Midpoint: (False Victory) With George at the helm, the firm creates Bailey Park, a residential project offering better living conditions than Potter’s expensive tenements at Potter’s Field. Mary is with him, tying A and B Stories together. This raises the stakes for George as he’s now more critical of Bedford Falls than ever. But the clock starts ticking—it’s only a matter of time before Potter makes his counter move.
Bad Guys Close In: When the hero is victorious, the villain is always there to bring him back down to earth. Henry Potter tries to lure George with an attractive job offer, paying $20,000 annually. However, George discerns Potter’s underlying scheme to eliminate Bailey Brothers Building and Loan and decisively rejects the offer. But George keeps the complimentary cigar. He learns that Mary is pregnant, and they have had several more children. World War II begins, but George cannot fight for his country due to his bad ear. However, his brother Harry, who lives the life George wants, becomes a fighter pilot who wins the Congressional Medal of Honor.
All Is Lost: Uncle Billy misplaces the loan company’s $8,000 deposit, which pushes George to the brink—showing a dark side we haven’t seen. The stakes rise as his business could be shut down, and he could go to jail. He’s short with Mary and the children at home, yelling at them. There’s a whiff of death as George could lose everything he’s worked so hard for.
Dark Night of the Soul: George goes to Henry Potter (who accidentally has the $8,000 Uncle Billy lost) for a loan to save his family business. The only thing George has as collateral is a $15,000 life insurance policy (with a $500 equity). Potter, who enjoys George prostrating to him, tells him that he’s worth more dead than alive. As a Bailey Brothers Building and Loan stockholder, Potter calls the sheriff on George.
At Martini’s, George knocks back a few drinks and prays. He drives to the town bridge and is about to jump off—his business and family will be saved if he dies. Clarence shows up and leaps in, screaming for help. George jumps in to save him. Clarence reveals he’s an angel.
George says he wishes he was never born. And in true Dickensian and Capraesque fashion, Clarence shows George what Bedford Falls would be like if he hadn’t existed: The town is now Pottersville, with many angry people and plenty of neon lights. Mr. Gower spent 20 years in jail for poisoning a boy because George never stopped him. Harry drowned in the frozen pond as George wasn’t there to save him, and Mary is a spinster librarian. Bailey Park is the town cemetery. George doesn’t like any of it. He had a wonderful life when he was alive—and he prays for it back.
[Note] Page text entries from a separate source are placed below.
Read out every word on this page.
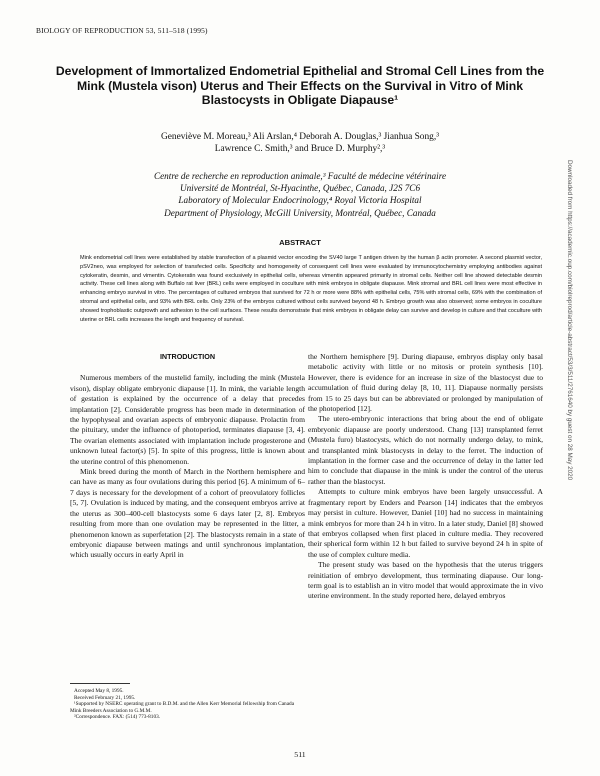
BIOLOGY OF REPRODUCTION 53, 511–518 (1995)
Development of Immortalized Endometrial Epithelial and Stromal Cell Lines from the Mink (Mustela vison) Uterus and Their Effects on the Survival in Vitro of Mink Blastocysts in Obligate Diapause¹
Geneviève M. Moreau,³ Ali Arslan,⁴ Deborah A. Douglas,³ Jianhua Song,³
Lawrence C. Smith,³ and Bruce D. Murphy²,³
Centre de recherche en reproduction animale,³ Faculté de médecine vétérinaire
Université de Montréal, St-Hyacinthe, Québec, Canada, J2S 7C6
Laboratory of Molecular Endocrinology,⁴ Royal Victoria Hospital
Department of Physiology, McGill University, Montréal, Québec, Canada	Downloaded from https://academic.oup.com/biolreprod/article-abstract/53/3/511/2761640 by guest on 28 May 2020
ABSTRACT
Mink endometrial cell lines were established by stable transfection of a plasmid vector encoding the SV40 large T antigen driven by the human β actin promoter. A second plasmid vector, pSV2neo, was employed for selection of transfected cells. Specificity and homogeneity of consequent cell lines were evaluated by immunocytochemistry employing antibodies against cytokeratin, desmin, and vimentin. Cytokeratin was found exclusively in epithelial cells, whereas vimentin appeared primarily in stromal cells. Neither cell line showed detectable desmin activity. These cell lines along with Buffalo rat liver (BRL) cells were employed in coculture with mink embryos in obligate diapause. Mink stromal and BRL cell lines were most effective in enhancing embryo survival in vitro. The percentages of cultured embryos that survived for 72 h or more were 88% with epithelial cells, 75% with stromal cells, 69% with the combination of stromal and epithelial cells, and 93% with BRL cells. Only 23% of the embryos cultured without cells survived beyond 48 h. Embryo growth was also observed; some embryos in coculture showed trophoblastic outgrowth and adhesion to the cell surfaces. These results demonstrate that mink embryos in obligate delay can survive and develop in culture and that coculture with uterine or BRL cells increases the length and frequency of survival.
INTRODUCTION

Numerous members of the mustelid family, including the mink (Mustela vison), display obligate embryonic diapause [1]. In mink, the variable length of gestation is explained by the occurrence of a delay that precedes implantation [2]. Considerable progress has been made in determination of the hypophyseal and ovarian aspects of embryonic diapause. Prolactin from the pituitary, under the influence of photoperiod, terminates diapause [3, 4]. The ovarian elements associated with implantation include progesterone and unknown luteal factor(s) [5]. In spite of this progress, little is known about the uterine control of this phenomenon.

Mink breed during the month of March in the Northern hemisphere and can have as many as four ovulations during this period [6]. A minimum of 6–7 days is necessary for the development of a cohort of preovulatory follicles [5, 7]. Ovulation is induced by mating, and the consequent embryos arrive at the uterus as 300–400-cell blastocysts some 6 days later [2, 8]. Embryos resulting from more than one ovulation may be represented in the litter, a phenomenon known as superfetation [2]. The blastocysts remain in a state of embryonic diapause between matings and until synchronous implantation, which usually occurs in early April in

the Northern hemisphere [9]. During diapause, embryos display only basal metabolic activity with little or no mitosis or protein synthesis [10]. However, there is evidence for an increase in size of the blastocyst due to accumulation of fluid during delay [8, 10, 11]. Diapause normally persists from 15 to 25 days but can be abbreviated or prolonged by manipulation of the photoperiod [12].

The utero-embryonic interactions that bring about the end of obligate embryonic diapause are poorly understood. Chang [13] transplanted ferret (Mustela furo) blastocysts, which do not normally undergo delay, to mink, and transplanted mink blastocysts in delay to the ferret. The induction of implantation in the former case and the occurrence of delay in the latter led him to conclude that diapause in the mink is under the control of the uterus rather than the blastocyst.

Attempts to culture mink embryos have been largely unsuccessful. A fragmentary report by Enders and Pearson [14] indicates that the embryos may persist in culture. However, Daniel [10] had no success in maintaining mink embryos for more than 24 h in vitro. In a later study, Daniel [8] showed that embryos collapsed when first placed in culture media. They recovered their spherical form within 12 h but failed to survive beyond 24 h in spite of the use of complex culture media.

The present study was based on the hypothesis that the uterus triggers reinitiation of embryo development, thus terminating diapause. Our long-term goal is to establish an in vitro model that would approximate the in vivo uterine environment. In the study reported here, delayed embryos

Accepted May 8, 1995.
Received February 21, 1995.
¹Supported by NSERC operating grant to B.D.M. and the Allen Kerr Memorial fellowship from Canada Mink Breeders Association to G.M.M.
²Correspondence. FAX: (514) 773-8103.
511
Break into Three: Clarence reverses the Spell, and George races through the streets of Bedford Falls, joyously proclaiming his appreciation for life, breaking free from the magic. He’s learned the Lesson.
Finale: George returns home. He’s happy he still has one! The bank accountant is there with the ledger, and the sheriff is present to arrest him. George doesn’t care; he has everything he needs: his family and his town. Mary shows up. The town rallied around and took up a collection—a call back to when George helped them with his money. They bestow it on George and Mary. A message from Clarence in his copy of Tom Sawyer underscores the value of friendship, which makes you richer than money, reprising the Lesson.
Final Image: George’s brother Harry returns home and toasts him as the wealthiest man in town, and we conclude with a celebratory rendition of “Auld Lang Syne,” echoing the surreal triumph over the Wish’s curse.